By using parentheses when assigning an object, the object will be printed immediately. Instead of writing g <- ggplot(...) followed by g, we can simply write (g <- ggplot(...)).

There’s a wide array of geometries in {ggplot2}, often referred to as geoms because their function names typically start with geom_. You can find the full list of default geoms here, and there are even more options available through extension packages, which you can explore here. To instruct {ggplot2} on the style we want to use, we can, for example, add geom_point() to create a scatter plot:

g + geom_point()

Great! However, this data could also be represented as a line plot (although it might not be the optimal choice, but it’s a common practice). So, we can simply replace geom_point() with geom_line() and boom!

g + geom_line()

Indeed, one can combine multiple geometric layers, and this is where the magic and fun truly begin!

g + geom_line() + geom_point()

That’s enough discussion on geometries for now. Don’t worry, we’ll dive into various plot types at a later point, as outlined here.

3.1.1 Change Properties of Geometries

Within the geom_* command, you can already manipulate visual aesthetics such as the color, shape, and size of your points. Let’s transform all points into large fire-red diamonds!

g + geom_point(color = "firebrick", shape = "diamond", size = 2)

Color or Colour?

{ggplot2} understands both color and colour as well as the short version col.

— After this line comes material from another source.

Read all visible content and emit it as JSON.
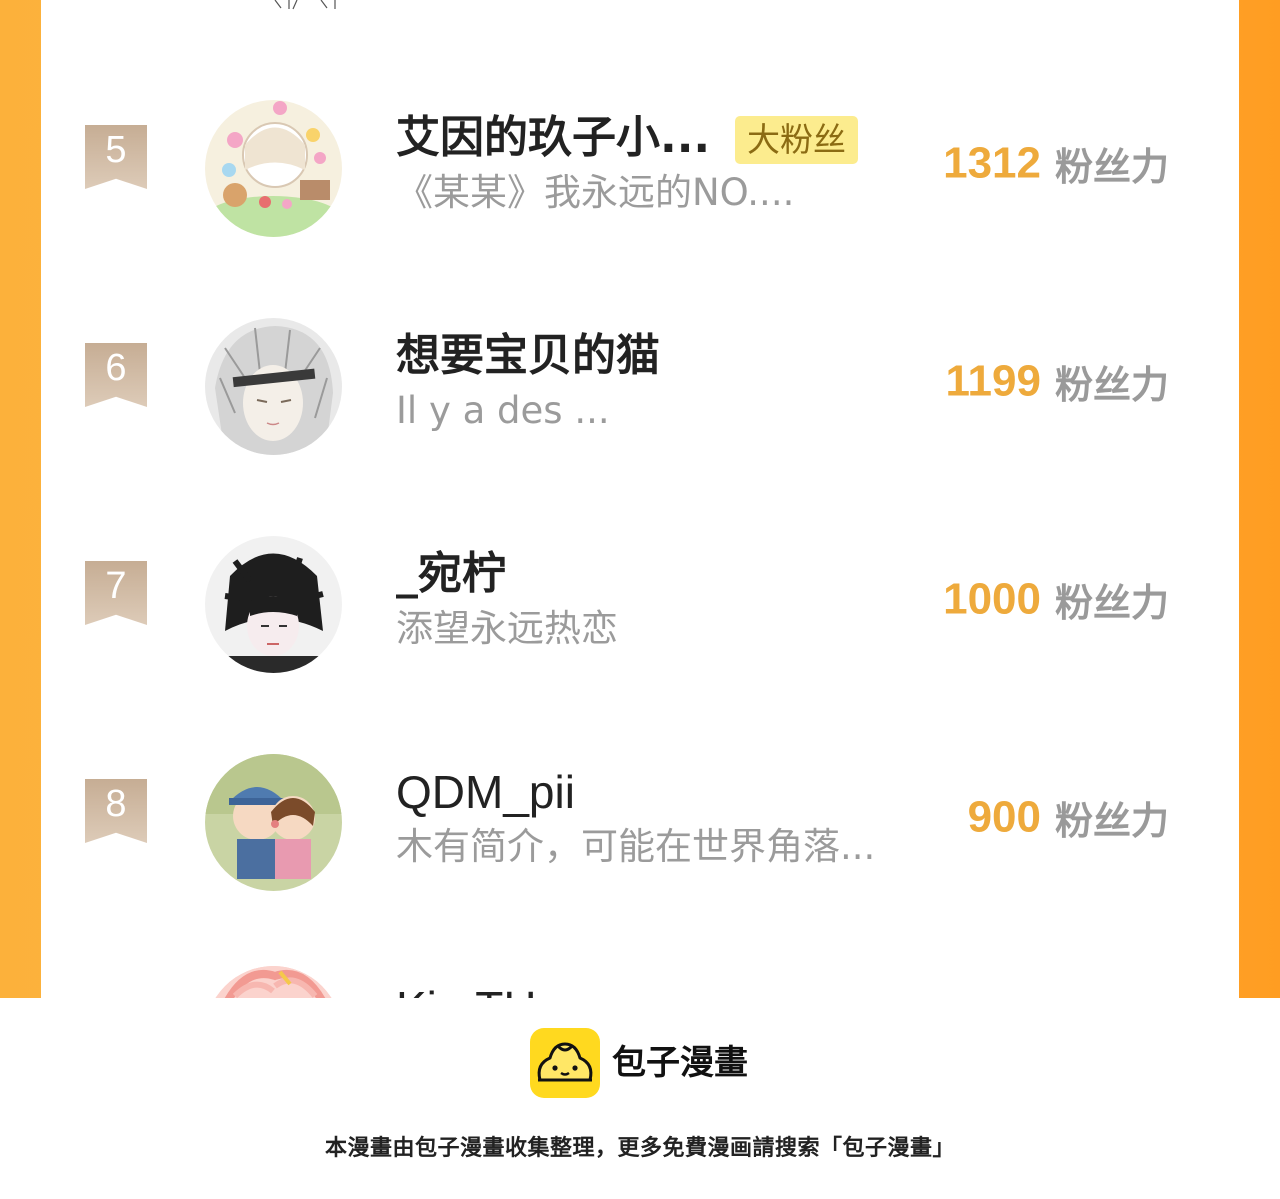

You can utilize preset colors (a full list can be found here) or hex color codes, both enclosed in quotes. Additionally, you can specify RGB/RGBA colors using the rgb() function. Click to expand:

g + geom_point(color = "#b22222", shape = "diamond", size = 2)
g + geom_point(color = rgb(178, 34, 34, maxColorValue = 255), shape = "diamond", size = 2)

Each geom has its unique properties, referred to as arguments, and the same argument might produce different effects depending on the geom you’re employing.

g + geom_point(color = "firebrick", shape = "diamond", size = 2) +
    geom_line(color = "firebrick", linetype = "dotted", lwd = .3)

3.1.2 Replace the default ggplot2 theme

To further demonstrate ggplot’s versatility, let’s enhance the appearance by removing the default grayish {ggplot2} style and setting a different built-in theme, such as theme_bw(). By using theme_set(), all subsequent plots will adopt the same black-and-white theme. This adjustment will notably enhance the appearance of the red points!

theme_set(theme_bw())

g + geom_point(color = "firebrick")

For further details on using built-in themes and customizing themes, refer to the section “Working with Themes”. Starting from the next chapter, we’ll also utilize the theme() function to customize specific elements of the theme.

Remember!

theme() is a crucial command for manually adjusting various theme elements such as texts, rectangles, and lines.

To explore the numerous details of a ggplot theme that can be modified, refer to the extensive list available here. Take your time, as it’s a comprehensive list!